In maritime studies that position is divided between maritime historians (who have unquestioned authority over naval biography and record-keeping) and model boat builders. These last are the grognard wargamer technical conscience-bearers of shipbuilding history. Woe betide the earnest historian with his eye on the big, theoretical picture who trespasses on the Napoleonic battlefield, for there lurk in the redoubts platoons of men ready to cut him down for dressing his cuffs in the wrong stripe or carrying his musket wrongly. Those men yield grudging respect, though, to the boat builders, who truly know the mysteries of riders and trenails and chain wales. For in that world, there is no absolute authority, no book that’s better than fairly good and thorough, no item of knowledge that does not contain within it the seed of disgrace and shame, that cannot be trumped by another’s deeper understanding.

As an architectural historian doing ships, you can see that I’m a little worried about these guys.

So I’m glad to have found the Navy Board Models website. Which I hope may help me avoid the more egregious boners.

June 16, 2010

Mary Beard on the Canonisation of monuments

I missed this first time around: bldgblog interviewed Mary Beard, author of The Roman Triumph, back in 2007.

On editing the Wonders of the World series of books:

How much thought goes into choosing the actual sites?

Quite a lot. This started off by me wanting to write about the Parthenon… we want to range from the absolutely bog-standard, normative greatest hits that would be on anybody’s idea of a Wonder of the World, while, at the same time, we want to increase the range of those Wonders. There’s a trade off there, between not wanting to be boringly predictable, and, on the other hand, not wanting to be maverickly odd. …But I don’t know how far you can go down that line of being subversive. …One of the things that I’ve often said is: I wonder what happens if you do Auschwitz? Can you do sites of horror? Can you turn wonder around in that way?

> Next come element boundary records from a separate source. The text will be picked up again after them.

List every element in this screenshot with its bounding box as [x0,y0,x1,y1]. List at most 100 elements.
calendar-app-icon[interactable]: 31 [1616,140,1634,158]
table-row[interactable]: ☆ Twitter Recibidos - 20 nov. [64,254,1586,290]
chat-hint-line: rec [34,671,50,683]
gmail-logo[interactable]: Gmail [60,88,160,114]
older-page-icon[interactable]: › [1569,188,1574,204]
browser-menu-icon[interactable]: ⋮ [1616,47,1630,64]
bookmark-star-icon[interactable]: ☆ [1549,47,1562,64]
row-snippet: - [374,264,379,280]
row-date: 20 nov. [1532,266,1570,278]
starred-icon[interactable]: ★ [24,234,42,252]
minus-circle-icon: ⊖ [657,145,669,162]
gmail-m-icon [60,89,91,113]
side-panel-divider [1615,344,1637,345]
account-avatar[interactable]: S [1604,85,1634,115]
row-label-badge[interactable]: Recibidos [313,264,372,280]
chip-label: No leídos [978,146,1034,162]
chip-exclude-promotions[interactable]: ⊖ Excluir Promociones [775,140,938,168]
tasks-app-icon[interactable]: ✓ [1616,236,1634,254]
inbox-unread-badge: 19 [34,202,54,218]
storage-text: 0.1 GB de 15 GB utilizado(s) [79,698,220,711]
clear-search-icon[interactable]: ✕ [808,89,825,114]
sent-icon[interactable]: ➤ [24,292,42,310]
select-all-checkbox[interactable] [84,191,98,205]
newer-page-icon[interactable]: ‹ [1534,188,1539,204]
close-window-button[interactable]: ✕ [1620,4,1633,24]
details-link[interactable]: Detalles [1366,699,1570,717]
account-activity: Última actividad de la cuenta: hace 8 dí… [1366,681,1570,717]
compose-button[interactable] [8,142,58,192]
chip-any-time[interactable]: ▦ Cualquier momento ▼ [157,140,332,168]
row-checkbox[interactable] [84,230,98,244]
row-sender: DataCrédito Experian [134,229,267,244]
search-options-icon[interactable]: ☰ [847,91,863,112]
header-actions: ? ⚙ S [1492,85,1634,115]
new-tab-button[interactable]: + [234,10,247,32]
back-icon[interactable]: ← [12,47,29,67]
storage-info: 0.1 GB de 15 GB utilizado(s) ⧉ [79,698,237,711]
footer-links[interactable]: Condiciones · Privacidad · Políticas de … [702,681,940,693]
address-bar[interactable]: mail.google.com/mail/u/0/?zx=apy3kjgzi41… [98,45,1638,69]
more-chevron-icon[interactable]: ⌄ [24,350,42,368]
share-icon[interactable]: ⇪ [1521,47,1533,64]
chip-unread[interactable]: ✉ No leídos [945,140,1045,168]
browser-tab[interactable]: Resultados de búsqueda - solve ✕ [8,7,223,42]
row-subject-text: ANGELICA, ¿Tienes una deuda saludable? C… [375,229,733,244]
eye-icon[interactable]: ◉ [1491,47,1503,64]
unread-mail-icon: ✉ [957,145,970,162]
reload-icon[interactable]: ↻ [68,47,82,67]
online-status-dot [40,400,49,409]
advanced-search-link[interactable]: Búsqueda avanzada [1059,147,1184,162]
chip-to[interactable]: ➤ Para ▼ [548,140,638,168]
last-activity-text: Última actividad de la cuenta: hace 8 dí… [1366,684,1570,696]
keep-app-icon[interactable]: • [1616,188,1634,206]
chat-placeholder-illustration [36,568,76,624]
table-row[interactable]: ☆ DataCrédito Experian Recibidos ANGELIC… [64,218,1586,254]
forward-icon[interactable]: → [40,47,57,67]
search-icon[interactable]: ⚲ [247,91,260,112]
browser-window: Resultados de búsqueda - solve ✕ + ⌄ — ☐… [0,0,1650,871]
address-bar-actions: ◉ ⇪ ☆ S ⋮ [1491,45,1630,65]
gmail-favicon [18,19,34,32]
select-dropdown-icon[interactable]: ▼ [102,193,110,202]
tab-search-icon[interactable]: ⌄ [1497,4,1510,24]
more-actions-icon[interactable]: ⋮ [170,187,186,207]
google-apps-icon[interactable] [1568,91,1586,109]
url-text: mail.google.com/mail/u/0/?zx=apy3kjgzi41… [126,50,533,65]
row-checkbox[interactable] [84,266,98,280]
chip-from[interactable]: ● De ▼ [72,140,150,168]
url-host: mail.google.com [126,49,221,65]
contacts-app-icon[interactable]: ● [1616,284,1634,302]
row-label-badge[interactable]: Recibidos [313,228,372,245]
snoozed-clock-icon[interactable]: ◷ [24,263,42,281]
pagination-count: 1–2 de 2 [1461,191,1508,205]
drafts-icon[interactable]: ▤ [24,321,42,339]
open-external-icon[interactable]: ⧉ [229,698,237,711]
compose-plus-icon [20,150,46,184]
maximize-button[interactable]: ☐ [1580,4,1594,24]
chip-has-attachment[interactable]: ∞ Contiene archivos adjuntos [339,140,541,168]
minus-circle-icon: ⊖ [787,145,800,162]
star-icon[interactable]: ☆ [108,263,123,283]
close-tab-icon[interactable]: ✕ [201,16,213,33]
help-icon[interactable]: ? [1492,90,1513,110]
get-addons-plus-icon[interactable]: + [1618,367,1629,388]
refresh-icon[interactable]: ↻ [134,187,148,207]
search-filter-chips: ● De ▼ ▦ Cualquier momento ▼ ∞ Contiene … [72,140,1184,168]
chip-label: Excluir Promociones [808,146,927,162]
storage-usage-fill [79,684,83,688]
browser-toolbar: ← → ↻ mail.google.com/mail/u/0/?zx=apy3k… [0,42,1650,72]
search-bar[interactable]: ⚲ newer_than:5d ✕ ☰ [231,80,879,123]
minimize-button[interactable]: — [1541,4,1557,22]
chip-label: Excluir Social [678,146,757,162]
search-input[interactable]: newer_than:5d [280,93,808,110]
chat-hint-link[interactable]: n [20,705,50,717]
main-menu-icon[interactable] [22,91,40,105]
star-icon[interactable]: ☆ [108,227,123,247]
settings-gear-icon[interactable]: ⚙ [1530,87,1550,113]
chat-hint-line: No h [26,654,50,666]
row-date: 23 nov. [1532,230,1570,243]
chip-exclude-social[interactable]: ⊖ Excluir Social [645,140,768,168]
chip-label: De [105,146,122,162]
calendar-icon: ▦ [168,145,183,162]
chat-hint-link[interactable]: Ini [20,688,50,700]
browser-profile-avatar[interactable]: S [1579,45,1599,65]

It would be hard to know how to do that in the series in a way that isn’t mawkish or that, in some way, makes the monument tawdry. It’s hard to know.

…I want these books to open up culture and history, as well as dissent about culture and history, through the contested life stories of individual monuments and wonders – real or imaginary. I think it’s about using a single object – a single monument, a single wonder – as a kind of window onto not just culture and history but also the controversies of culture and history.

Do you see the series going on to include non-European sites?

We have got the Forbidden City coming up, and the Taj Mahal, too – but there’s a striking lacuna… America, North or South… I’m also interested in natural wonders: the Grand Canyon is only made a natural wonder by cultural re-appropriation. Without that, it’s just a canyon.

…but, in the end, if all you did was invest in the margins, without re-looking – and I think it is a radical re-looking – at some of the things which seem more familiar, it would be a bit of a waste.

On choosing authors:

…I think the key is the kind of marriage you make between the writer and the monument – how you can make it work by getting the pairing right… it’s about being a kind of dating agency.

who the books are for. …I call them the intelligent ignorant.